Merlin is working with the Federal Aviation Administration (FAA) in the United States and the New Zealand Civil Aviation Authority (CAA) as the first regulators for certifying its pilot, and is still figuring out if the autonomous system needs to identify itself as such to air traffic controllers when talking to them.

The Merlin pilot was trained on voice data from a wide variety of air traffic controllers around the world. This training was done through a machine learning process, with the intention of the AI being able to respond on its own, rather than just following a set script of fixed rules for speaking. This makes it more similar to Alexa or Siri than to a bot that simply reads a pre-recorded script.
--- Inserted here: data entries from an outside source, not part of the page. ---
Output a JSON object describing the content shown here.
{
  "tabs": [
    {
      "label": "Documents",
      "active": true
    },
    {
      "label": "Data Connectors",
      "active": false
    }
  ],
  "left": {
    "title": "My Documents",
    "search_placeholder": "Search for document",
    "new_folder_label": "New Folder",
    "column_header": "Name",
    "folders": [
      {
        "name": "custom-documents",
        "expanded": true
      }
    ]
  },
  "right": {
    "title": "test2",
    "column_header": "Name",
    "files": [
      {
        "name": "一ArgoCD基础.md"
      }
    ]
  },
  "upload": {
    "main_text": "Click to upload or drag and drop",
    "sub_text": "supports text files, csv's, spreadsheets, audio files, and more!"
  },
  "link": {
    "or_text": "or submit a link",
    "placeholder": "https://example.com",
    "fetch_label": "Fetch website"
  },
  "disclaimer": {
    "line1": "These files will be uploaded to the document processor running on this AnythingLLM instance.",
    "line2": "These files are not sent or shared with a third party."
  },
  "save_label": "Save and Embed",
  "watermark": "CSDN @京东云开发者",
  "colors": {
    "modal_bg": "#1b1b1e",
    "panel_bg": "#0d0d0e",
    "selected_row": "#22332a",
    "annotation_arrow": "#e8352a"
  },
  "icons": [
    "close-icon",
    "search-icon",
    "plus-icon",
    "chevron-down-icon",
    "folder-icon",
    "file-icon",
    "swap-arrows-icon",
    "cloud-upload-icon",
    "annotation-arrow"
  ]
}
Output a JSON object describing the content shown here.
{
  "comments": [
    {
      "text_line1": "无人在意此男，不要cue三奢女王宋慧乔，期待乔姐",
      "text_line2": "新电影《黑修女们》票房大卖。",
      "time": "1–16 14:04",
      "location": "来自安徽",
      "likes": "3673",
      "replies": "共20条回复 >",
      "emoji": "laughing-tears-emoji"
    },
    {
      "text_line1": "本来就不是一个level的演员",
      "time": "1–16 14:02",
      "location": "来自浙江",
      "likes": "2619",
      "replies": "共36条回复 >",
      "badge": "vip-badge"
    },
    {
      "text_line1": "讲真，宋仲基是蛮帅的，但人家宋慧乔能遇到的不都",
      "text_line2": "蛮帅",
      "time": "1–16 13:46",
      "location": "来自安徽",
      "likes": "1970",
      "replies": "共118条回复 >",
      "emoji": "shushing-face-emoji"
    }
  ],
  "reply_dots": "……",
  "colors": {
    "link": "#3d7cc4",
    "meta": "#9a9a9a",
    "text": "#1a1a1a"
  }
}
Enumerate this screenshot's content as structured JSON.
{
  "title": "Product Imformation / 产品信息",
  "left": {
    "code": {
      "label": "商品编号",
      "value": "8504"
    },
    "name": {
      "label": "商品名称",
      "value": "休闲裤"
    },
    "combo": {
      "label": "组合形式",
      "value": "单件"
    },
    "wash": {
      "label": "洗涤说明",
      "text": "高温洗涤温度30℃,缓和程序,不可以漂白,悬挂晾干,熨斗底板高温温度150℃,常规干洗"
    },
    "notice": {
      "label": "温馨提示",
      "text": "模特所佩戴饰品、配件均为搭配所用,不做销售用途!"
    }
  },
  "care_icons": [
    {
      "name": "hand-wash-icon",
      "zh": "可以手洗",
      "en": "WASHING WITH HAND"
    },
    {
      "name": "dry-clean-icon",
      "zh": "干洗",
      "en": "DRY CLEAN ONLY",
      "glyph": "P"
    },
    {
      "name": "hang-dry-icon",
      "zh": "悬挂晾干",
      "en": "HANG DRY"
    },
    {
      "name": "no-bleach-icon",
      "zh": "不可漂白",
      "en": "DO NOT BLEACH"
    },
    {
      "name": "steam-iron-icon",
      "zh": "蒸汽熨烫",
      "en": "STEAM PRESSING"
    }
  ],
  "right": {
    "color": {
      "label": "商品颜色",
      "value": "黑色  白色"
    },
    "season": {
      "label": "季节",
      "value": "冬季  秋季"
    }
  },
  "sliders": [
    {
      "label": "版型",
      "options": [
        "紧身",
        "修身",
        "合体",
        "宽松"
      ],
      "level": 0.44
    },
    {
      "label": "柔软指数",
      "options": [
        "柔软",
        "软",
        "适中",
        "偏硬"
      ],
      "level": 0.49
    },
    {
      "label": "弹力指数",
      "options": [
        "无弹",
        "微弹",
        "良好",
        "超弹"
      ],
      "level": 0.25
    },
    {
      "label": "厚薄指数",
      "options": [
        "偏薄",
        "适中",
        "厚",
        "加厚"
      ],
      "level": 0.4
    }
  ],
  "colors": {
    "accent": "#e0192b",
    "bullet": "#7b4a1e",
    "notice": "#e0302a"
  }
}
Before certification comes something called certification basis, which gives the regulator a framework for later certification.“This is the first time ever that a regulator has issued a certification basis to a system that has a machine-learned element,” says George. “Everything in avionics prior to us has been rules based and deterministic.”

For air traffic controllers, and governments more broadly, to trust AI-enabled autonomous pilots means the rules have to accommodate the choices and actions of the AI. When it comes to air traffic control, those choices made by AI will be in spoken words, and will come with the added safety feature of a human pilot on board who is able to clear up any discrepancies.
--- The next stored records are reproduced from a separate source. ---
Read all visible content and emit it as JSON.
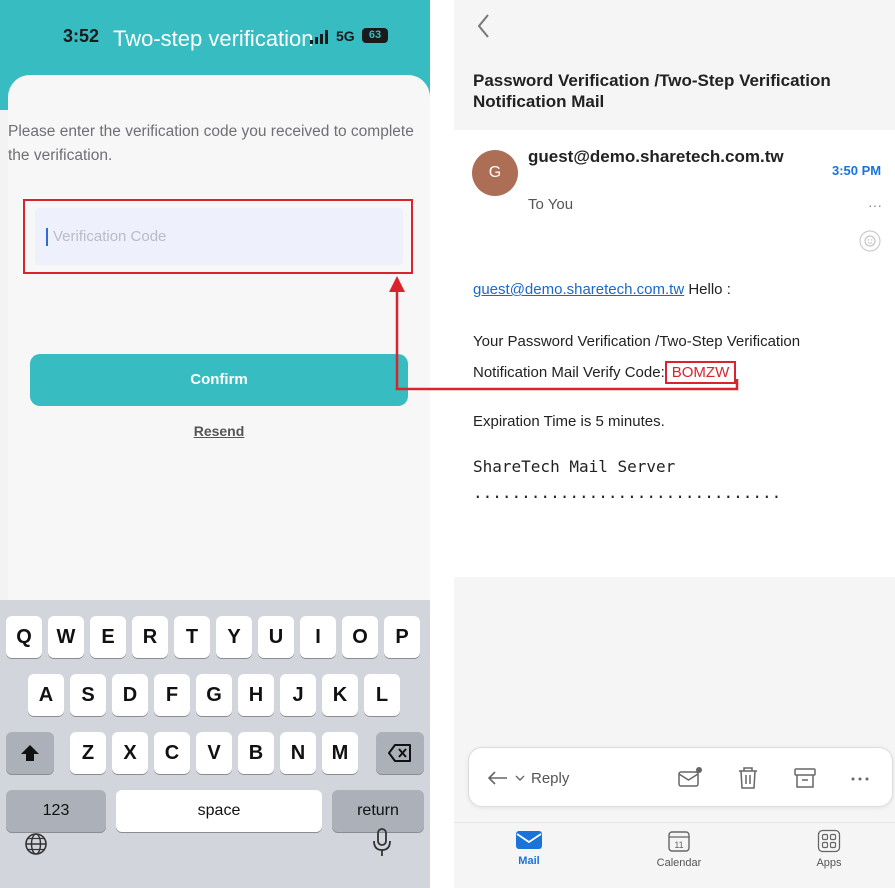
{
  "left_phone": {
    "status_time": "3:52",
    "title": "Two-step verification",
    "network": "5G",
    "battery": "63",
    "instruction": "Please enter the verification code you received to complete the verification.",
    "code_placeholder": "Verification Code",
    "confirm_label": "Confirm",
    "resend_label": "Resend",
    "keyboard": {
      "row1": [
        "Q",
        "W",
        "E",
        "R",
        "T",
        "Y",
        "U",
        "I",
        "O",
        "P"
      ],
      "row2": [
        "A",
        "S",
        "D",
        "F",
        "G",
        "H",
        "J",
        "K",
        "L"
      ],
      "row3": [
        "Z",
        "X",
        "C",
        "V",
        "B",
        "N",
        "M"
      ],
      "numbers_key": "123",
      "space_key": "space",
      "return_key": "return"
    }
  },
  "right_phone": {
    "subject": "Password Verification /Two-Step Verification Notification Mail",
    "sender_initial": "G",
    "sender": "guest@demo.sharetech.com.tw",
    "recipient": "To You",
    "time": "3:50 PM",
    "more_dots": "···",
    "body": {
      "greeting_link": "guest@demo.sharetech.com.tw",
      "greeting_rest": " Hello :",
      "line1": "Your  Password Verification /Two-Step Verification",
      "line2_prefix": "Notification Mail Verify Code:",
      "verify_code": "BOMZW",
      "expiration": "Expiration Time is 5 minutes.",
      "signature": "ShareTech Mail Server",
      "signature_dots": "................................"
    },
    "reply_label": "Reply",
    "tabs": [
      {
        "label": "Mail",
        "active": true
      },
      {
        "label": "Calendar",
        "active": false
      },
      {
        "label": "Apps",
        "active": false
      }
    ],
    "calendar_day": "11"
  },
  "colors": {
    "teal": "#36bcc1",
    "highlight_red": "#d9232d",
    "link_blue": "#1a68c7",
    "accent_blue": "#1a73d8"
  }
}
Merlin plans to deploy its co-pilot on cargo routes in New Zealand first on Cessna Caravans, where relatively empty skies and rough terrain make it ideal for testing aerial supply lines. This will be a civilian air route, but the company intends to take lessons from these routes to flying US Air Force C-130 planes on cargo runs.
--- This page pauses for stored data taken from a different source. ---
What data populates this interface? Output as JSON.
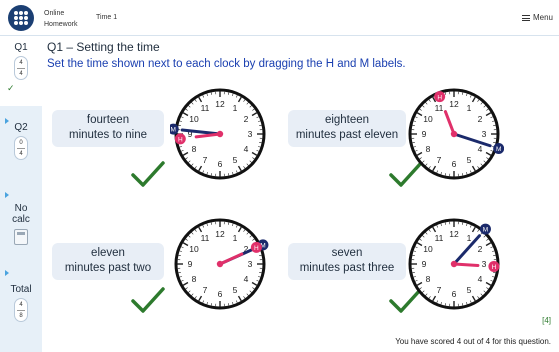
{
  "header": {
    "brand_line1": "Online",
    "brand_line2": "Homework",
    "timer": "Time 1",
    "menu": "Menu"
  },
  "sidebar": {
    "q1": {
      "label": "Q1",
      "score": "4",
      "total": "4"
    },
    "q2": {
      "label": "Q2",
      "score": "0",
      "total": "4"
    },
    "calc": {
      "line1": "No",
      "line2": "calc"
    },
    "total": {
      "label": "Total",
      "score": "4",
      "total": "8"
    }
  },
  "question": {
    "title": "Q1 – Setting the time",
    "instruction": "Set the time shown next to each clock by dragging the H and M labels."
  },
  "clocks": [
    {
      "line1": "fourteen",
      "line2": "minutes to nine",
      "hour": 8,
      "minute": 46
    },
    {
      "line1": "eighteen",
      "line2": "minutes past eleven",
      "hour": 11,
      "minute": 18
    },
    {
      "line1": "eleven",
      "line2": "minutes past two",
      "hour": 2,
      "minute": 11
    },
    {
      "line1": "seven",
      "line2": "minutes past three",
      "hour": 3,
      "minute": 7
    }
  ],
  "handle_labels": {
    "hour": "H",
    "minute": "M"
  },
  "colors": {
    "hour_hand": "#e0306a",
    "minute_hand": "#1b2a6b",
    "check": "#2d7a2d",
    "instruction": "#1a3fb0"
  },
  "result": {
    "marks": "[4]",
    "message": "You have scored 4 out of 4 for this question."
  }
}
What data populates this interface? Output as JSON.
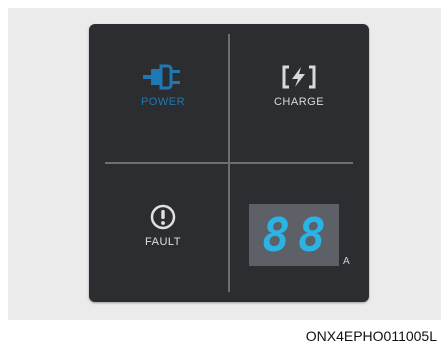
{
  "panel": {
    "power": {
      "label": "POWER",
      "icon": "plug-icon",
      "color": "#1e78b4"
    },
    "charge": {
      "label": "CHARGE",
      "icon": "lightning-bolt-icon",
      "color": "#d9d9d9"
    },
    "fault": {
      "label": "FAULT",
      "icon": "exclamation-circle-icon",
      "color": "#e0e0e0"
    },
    "display": {
      "digit1": "8",
      "digit2": "8",
      "unit": "A",
      "color": "#2bb3e6"
    }
  },
  "image_code": "ONX4EPHO011005L"
}
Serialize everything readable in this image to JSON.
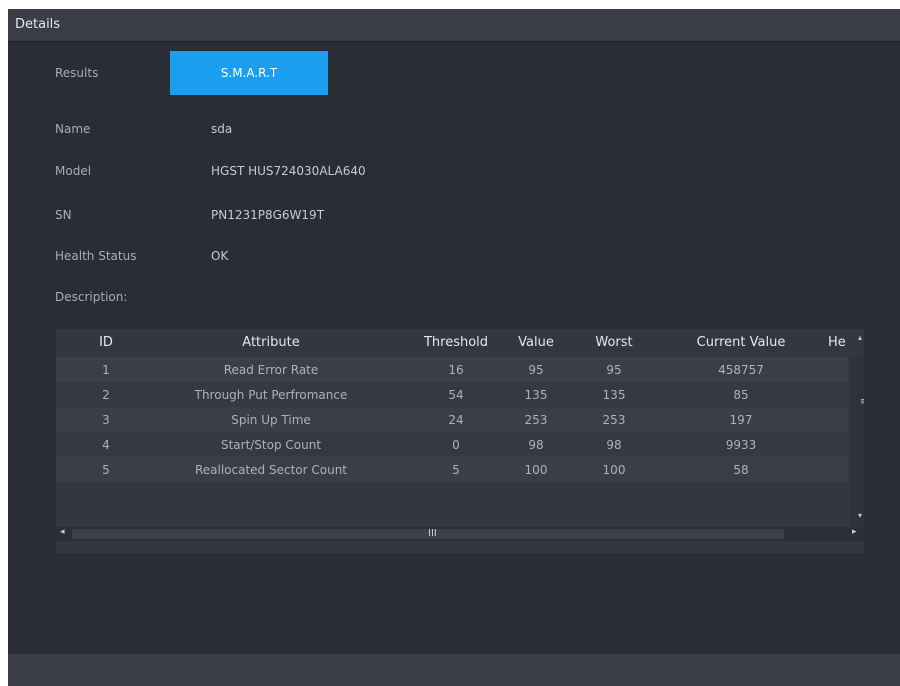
{
  "window": {
    "title": "Details"
  },
  "tabs": [
    {
      "label": "Results",
      "active": false
    },
    {
      "label": "S.M.A.R.T",
      "active": true
    }
  ],
  "fields": {
    "name": {
      "label": "Name",
      "value": "sda"
    },
    "model": {
      "label": "Model",
      "value": "HGST HUS724030ALA640"
    },
    "sn": {
      "label": "SN",
      "value": "PN1231P8G6W19T"
    },
    "health": {
      "label": "Health Status",
      "value": "OK"
    },
    "description": {
      "label": "Description:"
    }
  },
  "table": {
    "headers": [
      "ID",
      "Attribute",
      "Threshold",
      "Value",
      "Worst",
      "Current Value",
      "He"
    ],
    "rows": [
      [
        "1",
        "Read Error Rate",
        "16",
        "95",
        "95",
        "458757"
      ],
      [
        "2",
        "Through Put Perfromance",
        "54",
        "135",
        "135",
        "85"
      ],
      [
        "3",
        "Spin Up Time",
        "24",
        "253",
        "253",
        "197"
      ],
      [
        "4",
        "Start/Stop Count",
        "0",
        "98",
        "98",
        "9933"
      ],
      [
        "5",
        "Reallocated Sector Count",
        "5",
        "100",
        "100",
        "58"
      ]
    ]
  },
  "scroll": {
    "grip_v": "≡",
    "grip_h": "III",
    "left": "◂",
    "right": "▸",
    "up": "▴",
    "down": "▾"
  },
  "colors": {
    "accent": "#1a9ff0",
    "window_bg": "#2a2d33",
    "header_bg": "#3a3d43"
  }
}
“In a world where pilots are becoming more scarce, we can enable pilots to be able to go perform other missions where human brains are even more needed,” says George. “The Air Force, I think, has picked the C-130J as the first testbed for this because it’s the most ubiquitous transport aircraft out there. It is a really good platform to start to think about autonomy in the cockpit in a very real and practical way.”

Merlin’s first task will be adapting the digital pilot to fly the plane, but once it has that figured out, the possibilities of a plug-in autonomous pilot for the Air Force are many. In an immediate sense, the Air Force could reassign human pilots to more sensitive missions while the autonomous pilot works with human crew on routine flights. In short, a cockpit of two human pilots is now just one.

“You can imagine, especially in the early days of the war in Ukraine, we two had areas of Ukraine that were cut off. If you were going to resupply those areas, having the fewest possible human crew members aboard to be able to go perform those vital humanitarian missions, to be able to resupply villages, cities, other places—that’s critical.” says George. “It gives the Air Force a really flexible tool in a way that they can use in a variety of different ways while still having that human in the cockpit and still having that human supervision of the autonomous system.”

As exciting as the possibility of autonomous co-pilots on wartime resupply missions are, George emphasizes that the tech at present is delivering an interesting future. Cargo running in the sky above New Zealand with an AI that can talk to air traffic control is not just a step to future technology—it is a feat in and of itself. With this week’s announcement, Merlin has more funding to make it possible. It remains to be seen how much future those investors are buying with $130 million.

Correction on July 15, 2022: This article has been updated to clarify that the cargo routes in New Zealand will utilize Cessna Caravans, not Beechcraft King Airs.